Anyone want to comment on the future of EM? Where do you see it in 10.....20 years?
 
Originally posted by MasterintuBater
Anyone want to comment on the future of EM? Where do you see it in 10.....20 years?

EM is likely near it's peak in terms of wonderful salaries and relatively short work hour requirements per week. Many people going into EM are quite confident that the new "BE/BC in EM" hiring standard will bring them top dollars and job security well into the future as EM is a new specialty and there are a lot of emergency departments staffed by non EM board eligible/certified docs.

In the future if practice standards of care are competency-based rather than diploma-based, EM perhaps is one of the non primary care specialties most vulnerable to infiltration by docs trained in another discipline (eg IM). Many EM docs will stamp their feet demanding that EM is soooo much more dynamic than IM or FP that docs from those latter two specialties have no place in the ED.

Put it this way, in a large integrated health system (as is the future, whether it be a socialized health system or goliath health plans), there won't be the same irrational exuberance to staff EDs with only EM trained docs. Large organizations won't have to compete with the EM corporations or private practice groups...they'll staff their own EDs for less. I don't think that they'll pay a doc 200k a year for 36 hours a week.

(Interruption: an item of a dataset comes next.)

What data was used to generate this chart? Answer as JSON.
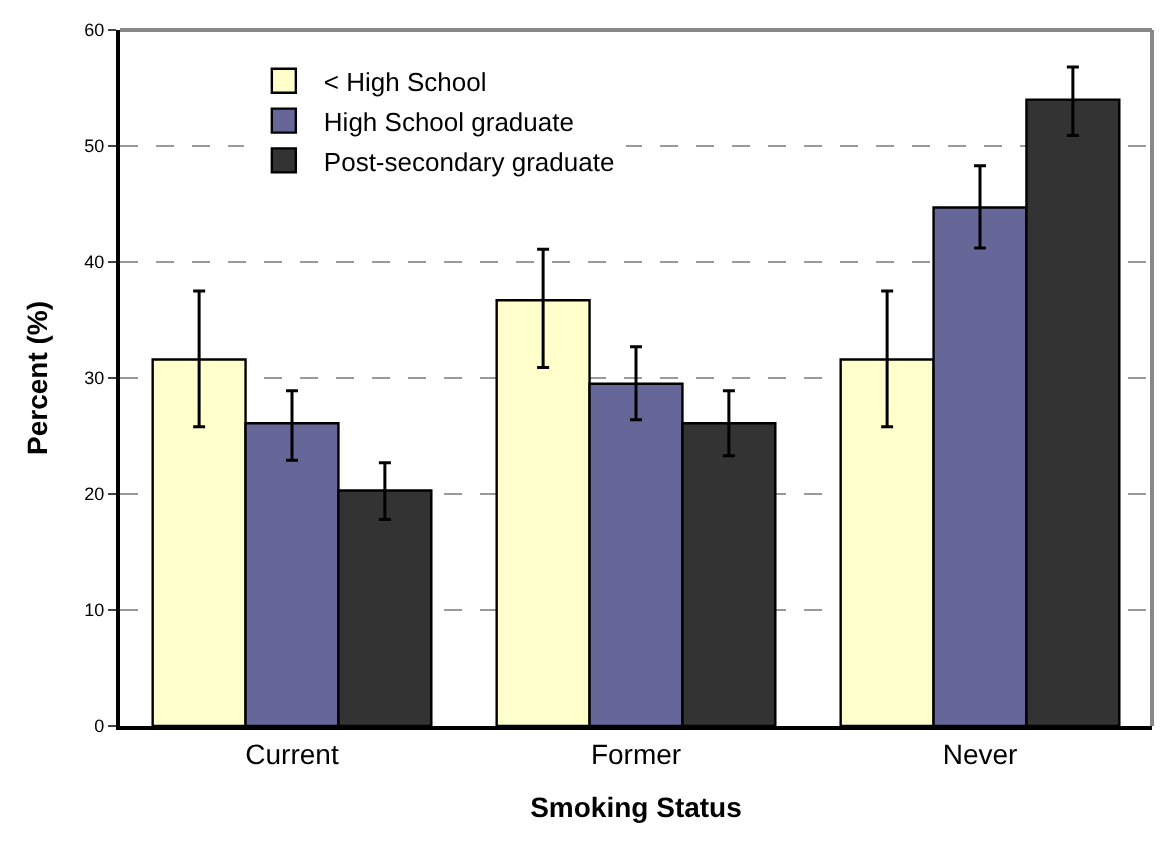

If the EM field changes to that of an essentially emergency-intensivist specialty, this might change. In short, I don't think the system is going to keep paying EM docs twice that of FP docs for essentially the same level of knowledge and procedure ability.
 
In short, I don't think the system is going to keep paying EM docs twice that of FP docs for essentially the same level of knowledge and procedure ability.

So you don't know much about EM, do you? Aren't you a surgery resident, or are you still a student?

Casey
 
It is very unlikely that EM will contract as a specialty.
For the past twenty years, there has been a steady increase in EM residency trained physicians and a steady decrease in non-EM trained physicians practicing in EDs. The American public increasingly expects their physicians to be expert in their fields.

Modern emergency medicine goes well beyond the scope if IM, GS, or FP. An emergency physician must be very familiar with the diagnosis and treatment or medical, surgical, pediatric, OB/GYN, ENT, orthopedics, etc emergencies. Only FP has near the breadth of experiences in these other fields and their training is more focused on managing chronic problems.

Emergency physicians also need to be expert at emergency resuscitation, emergency procedures, airway management, conscious sedation, trauma management, and toxicology. Few non-emergency trained physicians have expertise in each of these important aspects of emergency care.

Finally, there is a huge difference in mentality/perspective in emergency medicine compared to most other fields. We are more apt to consider life-threatening diagnoses than physicians from other disciplines. We are used to working in a chaotic environment. We are used to managing 10+ patients simultaneously, many who may be crashing at the same time. We see patients with symptoms, rather than diagnoses.

Internists and family practitioners are more expert than I at managing admitted hospitalized patients and outpatients. Surgeons are more expert than I at surgical management. Subspecialists are certainly superior in their lines of work. But, emergency physicians are the best possible physician to manage emergency patients in the emergency departments and are the experts at what they do, emergency diagnosis and treatment.

Any ED with significant volume that is not using EM-boarded or EM-trained physicians is taking a short-cut. Specialists who have worked with ED-trained/boarded docs recognize their value compared to the alternative. Some specialist physicians feel the need to disparage physicians in other fields and that's easy to do in EM, where everyone but you has 20/20 hindsight. These physicians would gain enormous perspective if they were to spend a few shifts in a busy ED.